Menurutnya, keberadaan APPTHI memiliki peran strategis dalam menaungi, menjembatani, serta mendorong perguruan tinggi hukum, baik swasta maupun negeri, di seluruh Indonesia agar mampu menghasilkan lulusan yang berkualitas, berintegritas dan memiliki daya saing tinggi.
“Dinamika perkembangan hukum nasional dan global menuntut Lembaga Pendidikan Tinggi Hukum di Indonesia untuk terus beradaptasi dan meningkatkan mutu tata kelolanya,” ujar Dr. Zainuddin.
Ia menjelaskan, APPTHI memiliki posisi penting sebagai wadah yang dapat mempertemukan pimpinan perguruan tinggi hukum dari berbagai daerah untuk bertukar gagasan, pengalaman dan strategi dalam menghadapi tantangan pendidikan tinggi hukum.
Menurut Dr. Zainuddin, keberadaan organisasi tersebut tidak hanya berkaitan dengan kepentingan kelembagaan, tetapi juga memiliki dampak terhadap kualitas lulusan yang dihasilkan perguruan tinggi hukum.
“Kehadiran Asosiasi Pimpinan Perguruan Tinggi Hukum Indonesia (APPTHI) memiliki peran strategis dalam menaungi, menjembatani, serta mendorong perguruan tinggi hukum swasta maupun negeri di seluruh Indonesia agar mampu menghasilkan lulusan yang berkualitas, berintegritas, dan berdaya saing tinggi,” jelasnya.

Transformasi Digital dan Akreditasi Jadi Tantangan
Lebih lanjut, Dr. Zainuddin menyoroti perkembangan era digital, perubahan kriteria akreditasi, serta semakin kompleksnya tuntutan terhadap kualifikasi lulusan hukum.Menurutnya, kondisi tersebut membuat penguatan tata kelola menjadi salah satu kunci utama dalam membangun perguruan tinggi hukum yang unggul dan berkelanjutan.
Tata kelola yang kokoh dan transparan, lanjutnya, akan berbanding lurus dengan pencapaian keunggulan akademik. Hal tersebut mencakup berbagai aspek, mulai dari kurikulum, kapasitas sumber daya manusia, dosen dan tenaga kependidikan, hingga luaran penelitian dan pengabdian kepada masyarakat.
“Di era transformasi digital, perubahan kriteria akreditasi, dan tuntutan kualifikasi lulusan hukum yang kompleks serta penguatan tata kelola menjadi kunci utama. Tata kelola yang kokoh dan transparan akan berbanding lurus dengan pencapaian keunggulan akademik baik dari segi kurikulum, kapasitas sumber daya manusia (dosen dan tenaga kependidikan), hingga luaran penelitian dan pengabdian masyarakat,” ungkapnya.
Pandangan tersebut menjadi semakin relevan di tengah perubahan dunia pendidikan tinggi yang berlangsung cepat. Perguruan tinggi hukum tidak cukup hanya berorientasi pada pemenuhan standar administratif, tetapi juga harus mampu membangun sistem akademik yang menghasilkan lulusan sesuai kebutuhan dunia profesi dan masyarakat.
Munas APPTHI Bukan Sekadar Forum Organisasi
Dr. Zainuddin menegaskan bahwa Munas APPTHI tidak hanya diselenggarakan sebagai forum pengambilan keputusan tertinggi organisasi dan penyusunan arah kebijakan strategis.
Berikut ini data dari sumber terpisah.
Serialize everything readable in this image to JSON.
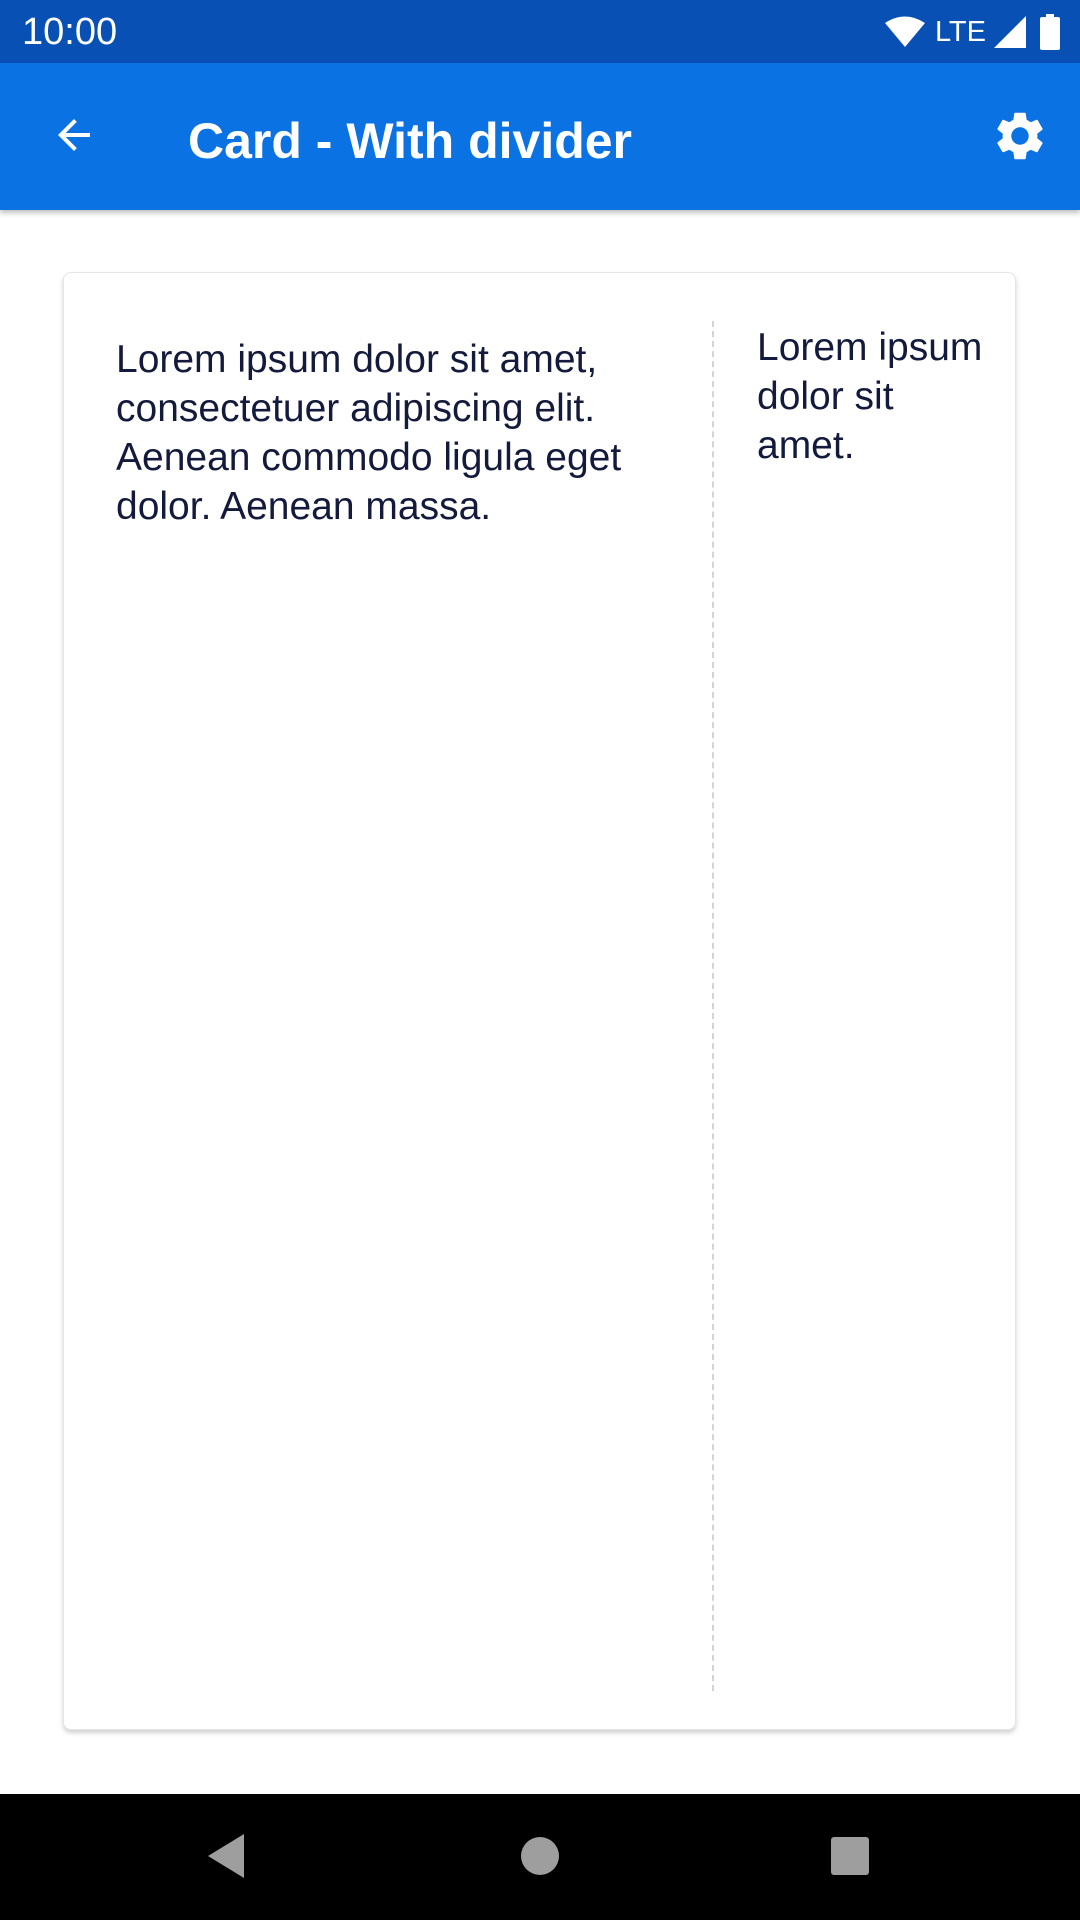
{
  "status_bar": {
    "time": "10:00",
    "network_label": "LTE",
    "icons": [
      "wifi-icon",
      "signal-icon",
      "battery-icon"
    ]
  },
  "app_bar": {
    "title": "Card - With divider",
    "back_icon": "arrow-back-icon",
    "settings_icon": "gear-icon"
  },
  "card": {
    "left_text": "Lorem ipsum dolor sit amet, consectetuer adipiscing elit. Aenean commodo ligula eget dolor. Aenean massa.",
    "right_text": "Lorem ipsum dolor sit amet."
  },
  "nav_bar": {
    "icons": [
      "nav-back-icon",
      "nav-home-icon",
      "nav-recents-icon"
    ]
  },
  "colors": {
    "status_bar": "#0850b4",
    "app_bar": "#0a72e2",
    "card_text": "#141a3c",
    "divider": "#d4d4d4",
    "nav_bar": "#000000"
  }
}
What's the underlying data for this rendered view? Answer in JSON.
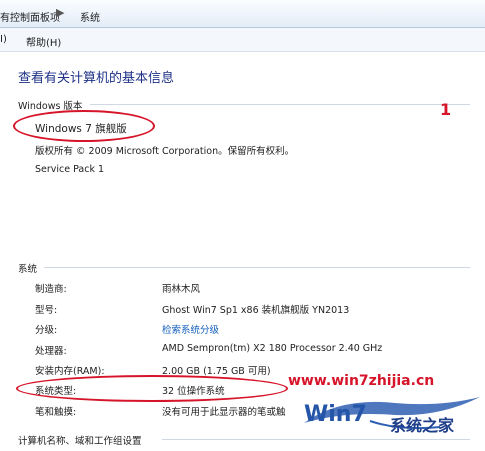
{
  "address_bar": {
    "breadcrumb_partial": "有控制面板项",
    "separator": "▶",
    "current": "系统"
  },
  "menu": {
    "partial_item": "I)",
    "help": "帮助(H)"
  },
  "title": "查看有关计算机的基本信息",
  "windows_edition": {
    "header": "Windows 版本",
    "edition": "Windows 7 旗舰版",
    "copyright": "版权所有 © 2009 Microsoft Corporation。保留所有权利。",
    "service_pack": "Service Pack 1"
  },
  "system": {
    "header": "系统",
    "rows": [
      {
        "label": "制造商:",
        "value": "雨林木风"
      },
      {
        "label": "型号:",
        "value": "Ghost Win7 Sp1 x86 装机旗舰版 YN2013"
      },
      {
        "label": "分级:",
        "value": "检索系统分级"
      },
      {
        "label": "处理器:",
        "value": "AMD Sempron(tm) X2 180 Processor   2.40 GHz"
      },
      {
        "label": "安装内存(RAM):",
        "value": "2.00 GB (1.75 GB 可用)"
      },
      {
        "label": "系统类型:",
        "value": "32 位操作系统"
      },
      {
        "label": "笔和触摸:",
        "value": "没有可用于此显示器的笔或触"
      }
    ]
  },
  "computer_name_section": {
    "header": "计算机名称、域和工作组设置"
  },
  "annotations": {
    "number": "1",
    "color": "#d6142a"
  },
  "watermark": {
    "url": "www.win7zhijia.cn",
    "brand": "系统之家",
    "logo_text": "Win7"
  },
  "colors": {
    "title": "#1e3287",
    "link": "#1560bd",
    "annotation_red": "#d6142a"
  }
}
Munas kali ini juga dirangkaikan dengan Seminar Nasional yang secara khusus membahas dua aspek utama, yaitu “Tata Kelola Sumber Daya dan Keunggulan Program Studi” serta “Menuju Akreditasi Unggul dan Keberlanjutan Peningkatan Kualitas.”
Dua tema tersebut dinilai memiliki relevansi yang sangat kuat dengan kebutuhan perguruan tinggi hukum saat ini.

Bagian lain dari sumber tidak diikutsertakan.